Colours of Barranco

The bike tour from the day before opened my eyes to the Bohemian district of Barranco. While most parts of Lima look dull and grey, and Miraflores and San Isidro are well-manicured and modern, it’s Barranco that carries the labels of Bohemian, artsy and old-worldly.

The district has been preserved, mostly by the artistic community, not to the glossy levels of its upmarket neighbours, but in the most charming manner in its riot of colours. I had pre-conceived notions of what South America should look like, and Barranco satisfied some of them. I’ve also noticed that there is a concerted effort to make some of the districts safer, especially for tourists – there are information kiosks in a number of street corners, and quite a few tourism police keeping an eye on everyone. The results have been great for me – I’ve been able to walk on streets, camera in hand, without facing any trouble so far.

Enjoy!

I lunched at La Bodega Verde, close to the Puenta de Los Suspiros – a happy meal of quinoa burger with hummus. Seriously, I am now in love with quinoa.
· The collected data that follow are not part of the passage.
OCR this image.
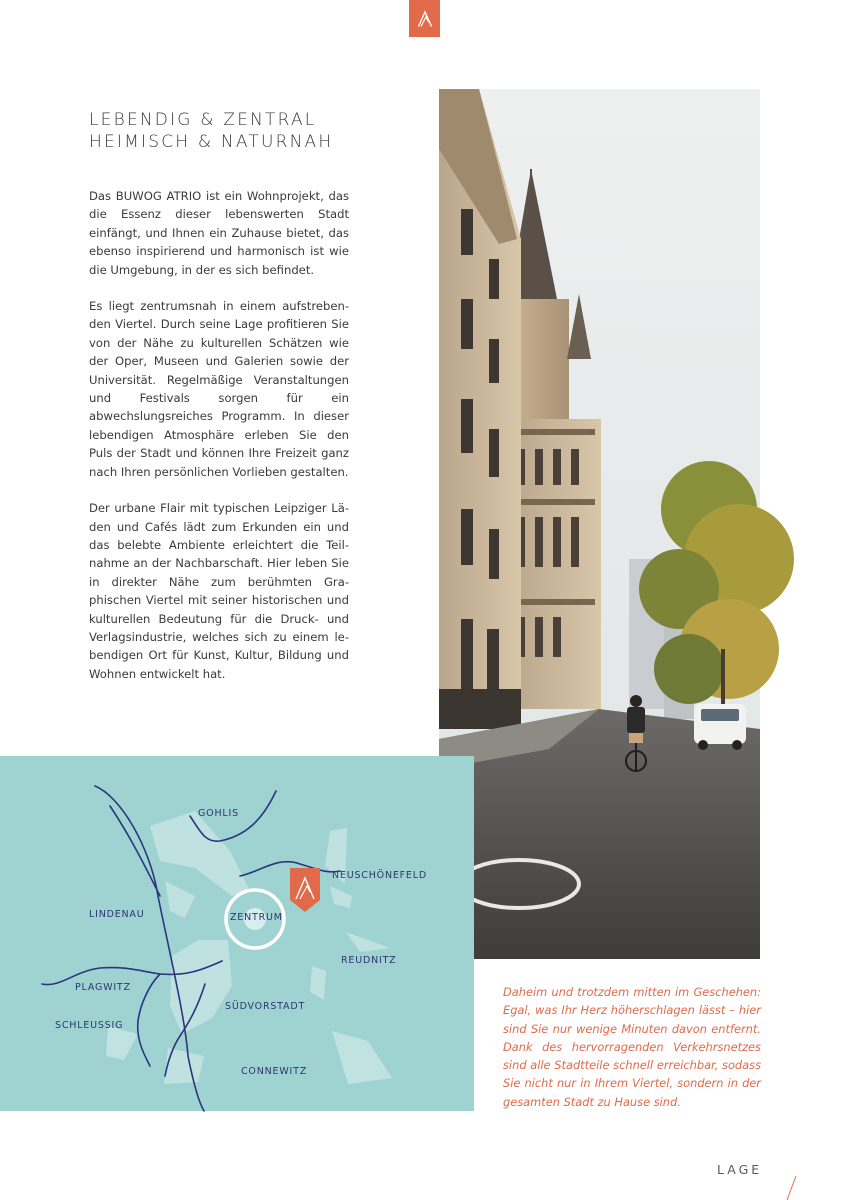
LEBENDIG & ZENTRAL
HEIMISCH & NATURNAH

Das BUWOG ATRIO ist ein Wohnprojekt, das die Essenz dieser lebenswerten Stadt einfängt, und Ihnen ein Zuhause bietet, das ebenso inspirierend und harmonisch ist wie die Umgebung, in der es sich befindet.

Es liegt zentrumsnah in einem aufstrebenden Viertel. Durch seine Lage profitieren Sie von der Nähe zu kulturellen Schätzen wie der Oper, Museen und Galerien sowie der Universität. Regelmäßige Veranstaltungen und Festivals sorgen für ein abwechslungsreiches Programm. In dieser lebendigen Atmosphäre erleben Sie den Puls der Stadt und können Ihre Freizeit ganz nach Ihren persönlichen Vorlieben gestalten.

Der urbane Flair mit typischen Leipziger Läden und Cafés lädt zum Erkunden ein und das belebte Ambiente erleichtert die Teilnahme an der Nachbarschaft. Hier leben Sie in direkter Nähe zum berühmten Graphischen Viertel mit seiner historischen und kulturellen Bedeutung für die Druck- und Verlagsindustrie, welches sich zu einem lebendigen Ort für Kunst, Kultur, Bildung und Wohnen entwickelt hat.

GOHLIS
NEUSCHÖNEFELD
LINDENAU	ZENTRUM
REUDNITZ
PLAGWITZ
SÜDVORSTADT
SCHLEUSSIG
CONNEWITZ

Daheim und trotzdem mitten im Geschehen: Egal, was Ihr Herz höherschlagen lässt – hier sind Sie nur wenige Minuten davon entfernt. Dank des hervorragenden Verkehrsnetzes sind alle Stadtteile schnell erreichbar, sodass Sie nicht nur in Ihrem Viertel, sondern in der gesamten Stadt zu Hause sind.

LAGE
I was lured into the MATE museum, that houses the photographs of Mario Testino. He is a world renowned Peruvian photographer, and I was fascinated by his work. I had bought a combination ticket to 3 museums, but the other 2 (Pedro de Osma & MAC) did not hold the same attraction for me, as one has a collection of religious art, and the other is contemporary, but I could understand neither. Still, the walk was fun. Gotta go back into Barranco in the evening to get a glimpse of all the colours of the night.